File No. 711.5914/124
Vice Consul Zabriskie to the Director of the Consular Service
St. Thomas, July 31, 1916.
Sir: I have the honor to quote below a cablegram regarding the sale question, which is dated from Washington, D. C, July 25, 1916, and published in the St. Thomas and St. Croix newspapers on the following day, as follows:
Official announcement was made at the White House today that negotiations between Denmark and the United State for the purchase of the Danish West India Islands have practically been completed for the sum of twenty-five million dollars.
Commenting on the foregoing, the Editor of the St. Thomas Tidende, of July 26, 1916, has the following to say:
The circulation of this important bit of news has, as may be expected, created quite some sensation. Coming after the persistent rumors of the renewed efforts to effect the transfer, and with what seems unusual definiteness, it is apparently regarded as settled. “Practically concluded” should be taken to mean that the high contracting parties—the Cabinets of both countries—have reached an agreement on all essential points. Ratification by the Rigsdag and Congress would be the next and final step, and that it will pass should not be doubted in view of the hairbreadth failure at the last attempt, and the alleged mutual readiness now of the one side to sell and the other to buy.
Though familiarity with this sale question has caused it to be treated with a certain flippancy and unconcern, it remains nevertheless a matter of moment. Sixty years ago the talk of Americans buying the islands was current, and pretty nearly came off. Fourteen years ago the sale failed through a single vote—that [Page 643] of an invalid member of the Landsthing who was taken from his bed to help block its passage. Will it go through this time and be consummated? The Danish Parliament meets on October 1st so we shall not have a long wait to learn whether they will in reality come under the Stars and Stripes.

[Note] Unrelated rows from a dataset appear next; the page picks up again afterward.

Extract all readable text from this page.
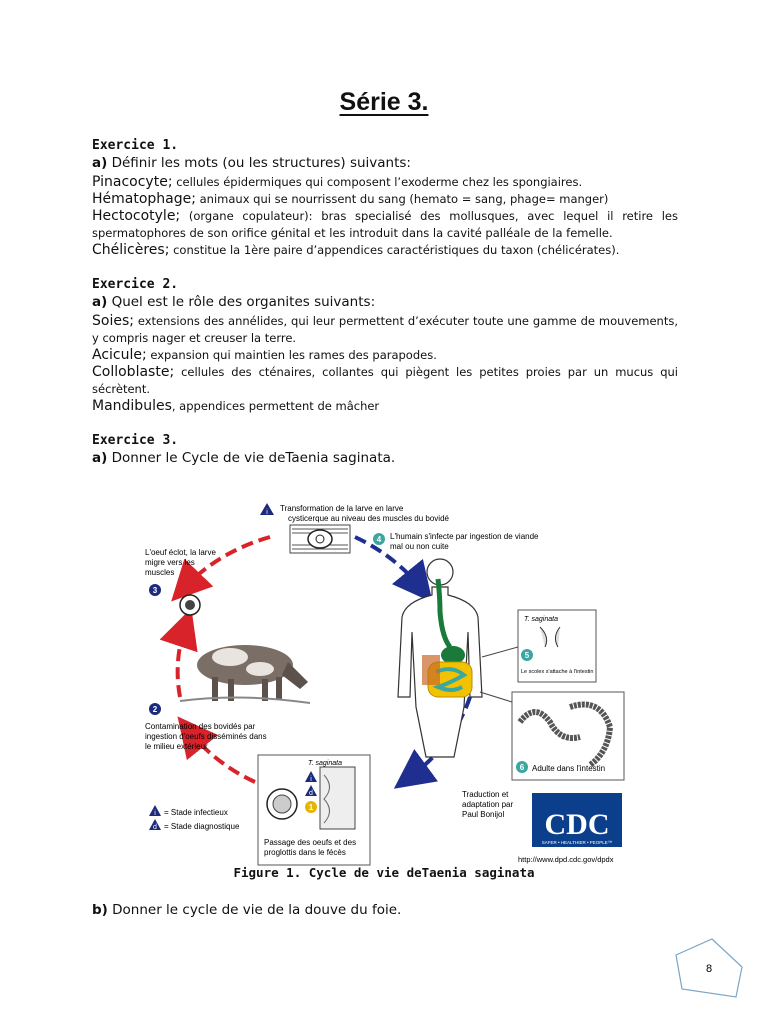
Série 3.
Exercice 1.
a) Définir les mots (ou les structures) suivants:

Pinacocyte; cellules épidermiques qui composent l’exoderme chez les spongiaires.

Hématophage; animaux qui se nourrissent du sang (hemato = sang, phage= manger)

Hectocotyle; (organe copulateur): bras specialisé des mollusques, avec lequel il retire les spermatophores de son orifice génital et les introduit dans la cavité palléale de la femelle.

Chélicères; constitue la 1ère paire d’appendices caractéristiques du taxon (chélicérates).

Exercice 2.
a) Quel est le rôle des organites suivants:

Soies; extensions des annélides, qui leur permettent d’exécuter toute une gamme de mouvements, y compris nager et creuser la terre.

Acicule; expansion qui maintien les rames des parapodes.

Colloblaste; cellules des cténaires, collantes qui piègent les petites proies par un mucus qui sécrètent.

Mandibules, appendices permettent de mâcher

Exercice 3.
a) Donner le Cycle de vie deTaenia saginata.
i Transformation de la larve en larve
cysticerque au niveau des muscles du bovidé
4 L'humain s'infecte par ingestion de viande
mal ou non cuite
L'oeuf éclot, la larve
migre vers les
muscles
3
2
Contamination des bovidés par
ingestion d'oeufs disséminés dans
le milieu extérieur
T. saginata
5
Le scolex s'attache à l'intestin
6 Adulte dans l'intestin
T. saginata
i
d
1
Passage des oeufs et des
proglottis dans le fécès
i = Stade infectieux
d = Stade diagnostique
Traduction et
adaptation par
Paul Bonijol CDC
SAFER • HEALTHIER • PEOPLE™
http://www.dpd.cdc.gov/dpdx
Figure 1. Cycle de vie deTaenia saginata
b) Donner le cycle de vie de la douve du foie.
8
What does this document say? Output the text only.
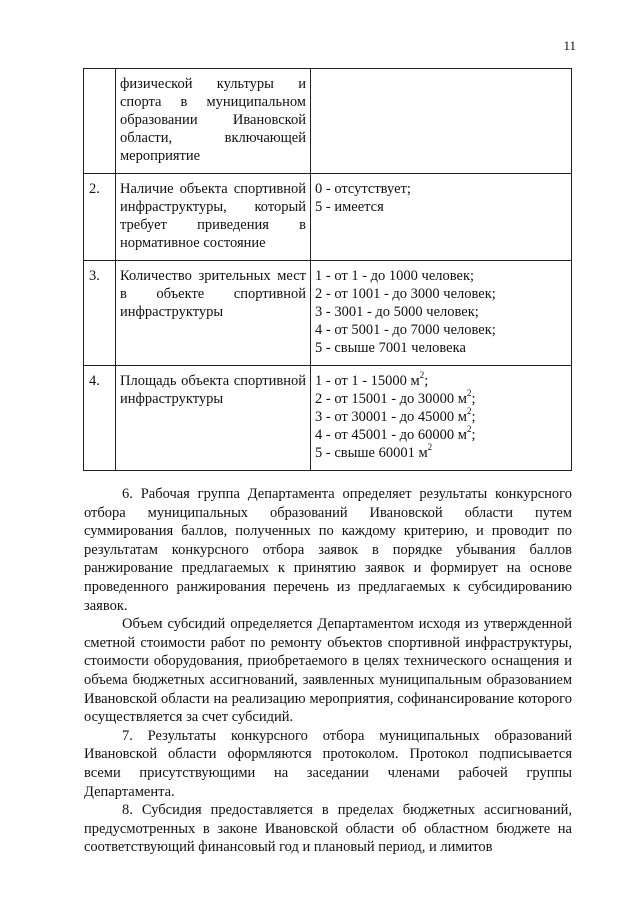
11
	физической культуры и спорта в муниципальном образовании Ивановской области, включающей мероприятие	
2.	Наличие объекта спортивной инфраструктуры, который требует приведения в нормативное состояние	0 - отсутствует;
5 - имеется

3.	Количество зрительных мест в объекте спортивной инфраструктуры	1 - от 1 - до 1000 человек;
2 - от 1001 - до 3000 человек;
3 - 3001 - до 5000 человек;
4 - от 5001 - до 7000 человек;
5 - свыше 7001 человека

4.	Площадь объекта спортивной инфраструктуры	1 - от 1 - 15000 $м^2$;
2 - от 15001 - до 30000 $м^2$;
3 - от 30001 - до 45000 $м^2$;
4 - от 45001 - до 60000 $м^2$;
5 - свыше 60001 $м^2$

6. Рабочая группа Департамента определяет результаты конкурсного отбора муниципальных образований Ивановской области путем суммирования баллов, полученных по каждому критерию, и проводит по результатам конкурсного отбора заявок в порядке убывания баллов ранжирование предлагаемых к принятию заявок и формирует на основе проведенного ранжирования перечень из предлагаемых к субсидированию заявок.

Объем субсидий определяется Департаментом исходя из утвержденной сметной стоимости работ по ремонту объектов спортивной инфраструктуры, стоимости оборудования, приобретаемого в целях технического оснащения и объема бюджетных ассигнований, заявленных муниципальным образованием Ивановской области на реализацию мероприятия, софинансирование которого осуществляется за счет субсидий.

7. Результаты конкурсного отбора муниципальных образований Ивановской области оформляются протоколом. Протокол подписывается всеми присутствующими на заседании членами рабочей группы Департамента.

8. Субсидия предоставляется в пределах бюджетных ассигнований, предусмотренных в законе Ивановской области об областном бюджете на соответствующий финансовый год и плановый период, и лимитов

The editor of the (St. Croix) West End News goes much further in his remarks on the sale question, commenting as follows in the July 29th issue of his paper:
Since the cablegram announcing the negotiations between the United States and Denmark for the transfer of the islands was received here on Wednesday, nothing further has been received. We along with most people, are inclined to believe, for several reasons, which we do not here intend to explain just now, that the transfer is going to be materialized this time. But we would rather stand by and watch the development of affairs. And we will not begin to expose who are in favor of and who are against the transfer, for some have their national reasons and others their own personal reasons. Some jumped from joy when they heard of the news, and some cried of grief. We believe that the question of the transfer is at such a stadium that it would be impossible and imprudent if Denmark should again, for the third time, break off negotiations. She would then be jeered at by all the world. On the other hand we must say that the transfer now would be an admission of Denmark’s inability to handle colonies and be declared elsewhere a “bankrupt,” but as things are at present we would rather this radical change. It will be of absolutely no avail, we can assure the population, to arrange protest-meetings, addresses, and the like; it will be only wasting time and will not be of any use.